There are six bills, each worth one hundred dollars, right? For purposes of clarity, which is what you need here, you can hyphenate it as six one-hundred-dollar bills.

There's more on temporary compound adjectives here (http://www.absolutewrite.com/forums/showthread.php?t=28248).

Maryn, bada-bing, bada-boom

rekirts
03-03-2006, 07:33 PM
You know, I usually do this kind of stuff correctly, but it sure is nice to come here and find actual rules about it. It's much less stressful when you know why you're doing something a certain way.

Jamesaritchie
03-03-2006, 08:04 PM
In a story, I want to say that a man laid six one hundred dollar bills on the table. Gramatically, how do I word this. Dollar stuff always trips me up.

I know the correct way to do this, but in times when I've to use such wording in a story it never once looked right or read right to my eyes and ears, so I always reword, or just write "He laid six hundred dollars on the table."

reph
03-03-2006, 10:28 PM
He laid six hundred-dollar bills on the table.

or

He laid six $100 bills on the table.

Maryn
03-03-2006, 10:49 PM
I like reph's phrasing better, particularly the first one.

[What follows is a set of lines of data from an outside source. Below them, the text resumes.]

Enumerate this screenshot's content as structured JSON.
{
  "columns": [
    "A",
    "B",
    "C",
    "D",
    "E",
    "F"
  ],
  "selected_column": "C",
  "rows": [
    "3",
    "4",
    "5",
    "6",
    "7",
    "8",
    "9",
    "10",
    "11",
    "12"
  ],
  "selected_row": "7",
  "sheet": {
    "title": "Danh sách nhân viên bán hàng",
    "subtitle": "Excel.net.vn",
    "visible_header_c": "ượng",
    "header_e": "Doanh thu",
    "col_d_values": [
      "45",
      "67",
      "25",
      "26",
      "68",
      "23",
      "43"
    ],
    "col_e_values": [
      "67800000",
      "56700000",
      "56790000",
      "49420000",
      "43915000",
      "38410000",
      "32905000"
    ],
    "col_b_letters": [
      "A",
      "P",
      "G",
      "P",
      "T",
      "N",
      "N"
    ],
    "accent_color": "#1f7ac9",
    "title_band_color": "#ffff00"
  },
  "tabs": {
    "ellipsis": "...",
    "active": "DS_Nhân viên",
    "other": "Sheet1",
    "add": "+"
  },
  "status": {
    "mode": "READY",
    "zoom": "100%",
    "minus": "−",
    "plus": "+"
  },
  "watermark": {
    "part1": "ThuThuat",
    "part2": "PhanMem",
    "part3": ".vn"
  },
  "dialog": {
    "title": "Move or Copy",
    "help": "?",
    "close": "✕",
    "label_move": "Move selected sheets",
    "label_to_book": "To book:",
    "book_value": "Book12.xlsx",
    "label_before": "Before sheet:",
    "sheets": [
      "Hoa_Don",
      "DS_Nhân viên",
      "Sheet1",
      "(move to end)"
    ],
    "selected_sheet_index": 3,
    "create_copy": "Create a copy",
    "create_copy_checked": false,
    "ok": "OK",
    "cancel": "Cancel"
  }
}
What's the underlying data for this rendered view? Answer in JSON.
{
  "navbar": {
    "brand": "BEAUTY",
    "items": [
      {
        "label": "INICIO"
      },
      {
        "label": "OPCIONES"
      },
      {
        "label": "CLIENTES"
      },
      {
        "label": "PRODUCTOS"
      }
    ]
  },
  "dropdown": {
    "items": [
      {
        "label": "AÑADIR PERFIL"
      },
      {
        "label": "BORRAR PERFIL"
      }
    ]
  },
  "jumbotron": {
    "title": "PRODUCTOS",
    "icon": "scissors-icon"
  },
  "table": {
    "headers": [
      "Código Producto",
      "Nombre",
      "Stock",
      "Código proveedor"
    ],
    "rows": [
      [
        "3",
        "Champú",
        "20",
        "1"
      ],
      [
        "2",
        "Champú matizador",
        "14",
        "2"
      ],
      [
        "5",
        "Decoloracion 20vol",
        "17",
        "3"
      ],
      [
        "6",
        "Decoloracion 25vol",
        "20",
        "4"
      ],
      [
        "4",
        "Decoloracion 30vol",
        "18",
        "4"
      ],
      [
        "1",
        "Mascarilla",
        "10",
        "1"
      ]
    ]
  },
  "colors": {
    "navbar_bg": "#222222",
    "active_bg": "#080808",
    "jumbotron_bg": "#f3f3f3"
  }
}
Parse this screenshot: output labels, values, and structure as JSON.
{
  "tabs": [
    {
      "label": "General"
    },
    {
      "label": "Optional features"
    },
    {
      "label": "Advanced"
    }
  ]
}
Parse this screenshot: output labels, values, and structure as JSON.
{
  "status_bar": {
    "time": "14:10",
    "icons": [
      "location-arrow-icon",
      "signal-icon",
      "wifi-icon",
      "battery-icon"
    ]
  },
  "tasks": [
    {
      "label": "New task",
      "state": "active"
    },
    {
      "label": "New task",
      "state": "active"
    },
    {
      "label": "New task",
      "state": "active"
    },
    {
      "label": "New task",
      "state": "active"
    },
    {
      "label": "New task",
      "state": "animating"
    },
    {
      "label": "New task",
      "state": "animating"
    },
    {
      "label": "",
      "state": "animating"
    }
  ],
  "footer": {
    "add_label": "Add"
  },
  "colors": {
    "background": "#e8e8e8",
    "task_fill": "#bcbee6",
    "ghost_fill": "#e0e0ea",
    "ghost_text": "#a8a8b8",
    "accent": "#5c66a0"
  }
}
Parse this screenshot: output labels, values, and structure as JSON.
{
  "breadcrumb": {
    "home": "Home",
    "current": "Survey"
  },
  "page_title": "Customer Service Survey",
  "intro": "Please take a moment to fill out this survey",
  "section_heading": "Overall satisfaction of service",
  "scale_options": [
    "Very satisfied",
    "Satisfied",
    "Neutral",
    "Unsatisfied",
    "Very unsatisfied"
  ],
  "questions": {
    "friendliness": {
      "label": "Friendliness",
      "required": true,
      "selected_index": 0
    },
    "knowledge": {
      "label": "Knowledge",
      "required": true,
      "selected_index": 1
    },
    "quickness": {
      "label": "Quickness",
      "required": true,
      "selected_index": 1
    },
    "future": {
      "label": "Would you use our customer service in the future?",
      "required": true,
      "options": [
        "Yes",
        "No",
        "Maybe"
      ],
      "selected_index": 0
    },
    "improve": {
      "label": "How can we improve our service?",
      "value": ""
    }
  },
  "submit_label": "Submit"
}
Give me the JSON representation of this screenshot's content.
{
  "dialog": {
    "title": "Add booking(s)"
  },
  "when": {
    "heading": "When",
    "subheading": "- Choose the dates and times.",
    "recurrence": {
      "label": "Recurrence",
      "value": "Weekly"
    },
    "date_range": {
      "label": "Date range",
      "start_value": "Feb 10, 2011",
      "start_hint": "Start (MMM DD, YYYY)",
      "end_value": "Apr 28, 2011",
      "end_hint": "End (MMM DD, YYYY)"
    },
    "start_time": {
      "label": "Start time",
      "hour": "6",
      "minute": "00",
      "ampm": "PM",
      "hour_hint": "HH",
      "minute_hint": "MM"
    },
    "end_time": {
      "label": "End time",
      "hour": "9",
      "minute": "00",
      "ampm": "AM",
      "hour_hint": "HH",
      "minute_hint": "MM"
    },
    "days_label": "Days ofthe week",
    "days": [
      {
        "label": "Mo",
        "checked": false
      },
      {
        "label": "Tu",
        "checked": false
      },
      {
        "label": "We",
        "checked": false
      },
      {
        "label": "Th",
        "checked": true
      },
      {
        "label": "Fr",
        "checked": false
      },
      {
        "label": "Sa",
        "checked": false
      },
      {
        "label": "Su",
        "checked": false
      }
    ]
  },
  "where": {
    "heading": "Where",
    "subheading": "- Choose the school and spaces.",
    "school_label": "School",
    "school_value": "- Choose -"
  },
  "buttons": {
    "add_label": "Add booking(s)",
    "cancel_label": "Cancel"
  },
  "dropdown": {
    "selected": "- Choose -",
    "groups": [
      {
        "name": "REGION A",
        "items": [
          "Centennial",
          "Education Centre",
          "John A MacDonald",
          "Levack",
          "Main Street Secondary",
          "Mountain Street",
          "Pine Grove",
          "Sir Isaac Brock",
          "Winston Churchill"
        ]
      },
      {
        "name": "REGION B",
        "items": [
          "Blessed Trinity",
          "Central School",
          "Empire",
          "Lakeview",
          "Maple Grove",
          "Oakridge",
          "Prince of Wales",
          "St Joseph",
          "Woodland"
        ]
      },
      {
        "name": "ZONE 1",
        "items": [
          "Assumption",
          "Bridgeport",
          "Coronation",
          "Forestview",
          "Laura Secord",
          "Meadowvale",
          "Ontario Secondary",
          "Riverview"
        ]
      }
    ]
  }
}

Maryn, who'd be laying $598.55 in coins on the table and bemoaning the hole in her pocket (but amazed how much was loose in her purse, the pocket of her winter coat, the kitchen junk drawer, and on the washer)

Jamesaritchie
03-04-2006, 06:48 PM
He laid six hundred-dollar bills on the table.

or

He laid six $100 bills on the table.

An editor will change this. It might work in nonnfiction, but not in fiction.

Jamesaritchie
03-04-2006, 06:51 PM
I like reph's phrasing better, particularly the first one.

Maryn, who'd be laying $598.55 in coins on the table and bemoaning the hole in her pocket (but amazed how much was loose in her purse, the pocket of her winter coat, the kitchen junk drawer, and on the washer)

The thing is, unless you specifically say "coins," no one is going to visualize them. On the other hand, if you simply write "He laid six hundred dollars on teh table" teh reader is eithe rgoing to see six bills, or he just ain't very bright. Keep it simple and trust the reader. Spell thngs out only when you have to spell things out.

aghast
03-04-2006, 07:04 PM
to me 'six hundred dollars' (in any assortment of bills) and 'six hundred dollar bills' (there are 600 of them) and 'six hundred-dollar bills' (there are 6 of them) are all different, but you only make that distinction if the detail is necessary, otherwise just say six hundred dollars. Either write $598 or five hundred and ninety-eight dollars but be consistent

reph
03-04-2006, 11:09 PM
He laid six hundred-dollar bills on the table.

or

He laid six $100 bills on the table.
An editor will change this. It might work in nonnfiction, but not in fiction.
I am an editor. Why wouldn't it work in fiction?

Bufty
03-08-2006, 02:43 AM
I've no idea why either of these wouldn't work in fiction. They are both crystal clear as far as I'm concerned.


I am an editor. Why wouldn't it work in fiction?